A collection of vectors $v_{1}, \ldots, v_{m}$ is said to be orthogonal or mutually orthogonal if any pair of vectors in that collection is perpendicular to each other. \begin{align} \text{orthogonal if } v_{i}^{T}v_{j} = 0 \text{ for all } i \neq j, i,j = 1,2,\ldots, m\end{align}
Extending this definition, a collection of orthogonal vectors is said to be orthonormal or mutually orthonormal if they all have norm as $1$ \begin{align} \text{orthogonal if } v_{i}^{T}v_{j} = \begin{cases} 1 &\mbox{$i = j$}\newline 0 &\mbox{otherwise} \end{cases} : i,j = 1,2,\ldots, m\end{align}
Any set of orthonormal vectors is linearly independent. This can be shown as \begin{align} 0 &= \alpha_{1}v_{1} + \cdots + \alpha_{m}v_{m}\newline 0 &= v_{i}^{T}(\alpha_{1}v_{1} + \cdots + \alpha_{m}v_{m})\newline 0 &= \alpha_{i}v_{i}^{T}v_{i} = \alpha_{i}\newline \Rightarrow 0 &= \alpha_{i}\end{align} because all the vectors in the collection have a norm $1$.

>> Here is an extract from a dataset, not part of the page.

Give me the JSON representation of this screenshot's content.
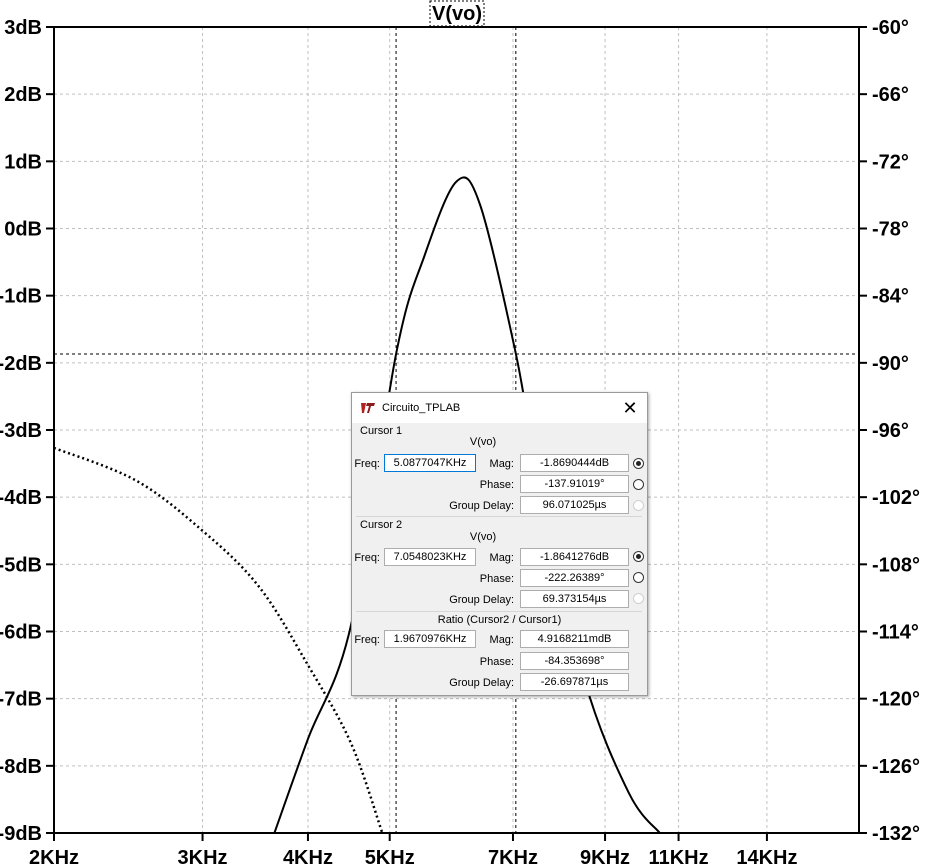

To express any vector as a linear combination of orthonormal vectors, we can use the following formula to derive the coefficients \begin{align} v &= \alpha_{1}v_{1} + \cdots + \alpha_{m}v_{m}\newline v_{i}^{T}v &= v_{i}^{T}(\alpha_{1}v_{1} + \cdots + \alpha_{m}v_{m})\newline v_{i}^{T}v &= \alpha_{i}\newline \Rightarrow v &= (v_{1}^{T}v)v_{1} + \cdots + (v_{m}^{T}v)v_{m}\end{align}
Since a collection of orthonormal vectors is linearly independent, they are also a basis, and they are also known as an orthonormal basis. The previous equation can be used to derive the expression to express any vector as a linear combination of the orthonormal basis.
This algorithm can be used to determine if a collection of vectors is linearly independent. For a collection of vectors $v_{1}, \ldots, v_{m}$ the algorithm terminates if it finds $v_{j}$ can be expressed as a linear combination of $v_{1}, \ldots, v_{j-1}$. In other words, the algorithm attempts to find the first vector that is linearly dependent on the previous vectors.
The algorithm produces sequentially a collection of orthonormal vectors and stops when it encounters a zero vector.
for $i = 1, \ldots, m$ :
Orthogonalization: $\tilde{q}_{i} = v_{i} - (q_{1}^{T}v_{i})q_{1} - \cdots - (q_{i-1}^{T}v_{i})q_{i-1}$
Test for Linear Independence: if $\tilde{q}_{i} = 0$, quit
Normalization: $q_{i} = \tilde{q}_{i}/ \lvert\lvert \tilde{q}_{i} \rvert\rvert$
If the algorithm terminates with exiting in between, we indeed have a collection of linearly depenent vectors with us.
To show why the algorithm works, consider $i = 1$, the first iteration. $\tilde{q}_{1} = v_{1}$ and $q_{1} = v_{1}/\lvert\lvert v_{1} \rvert\rvert$. In the second iteration, $\tilde{q}_{2} = v_{2} - (q_{1}^{T}v_{2})q_{1}$. $q_{1}^{T}\tilde{q}_{2} = 0$ showing that $\tilde{q}_{2} \perp q_{1}$. We can show a similar argument $\tilde{q}_{i} \perp q_{i-1}$ using induction and the orthogonalization step. Furthermore, $v$ are linear combinations of $q$ and vice versa. Hence, if $\tilde{q}_{i} = 0$ for some $i$, $v_{i}$ is a linear combination of all the previous $v$.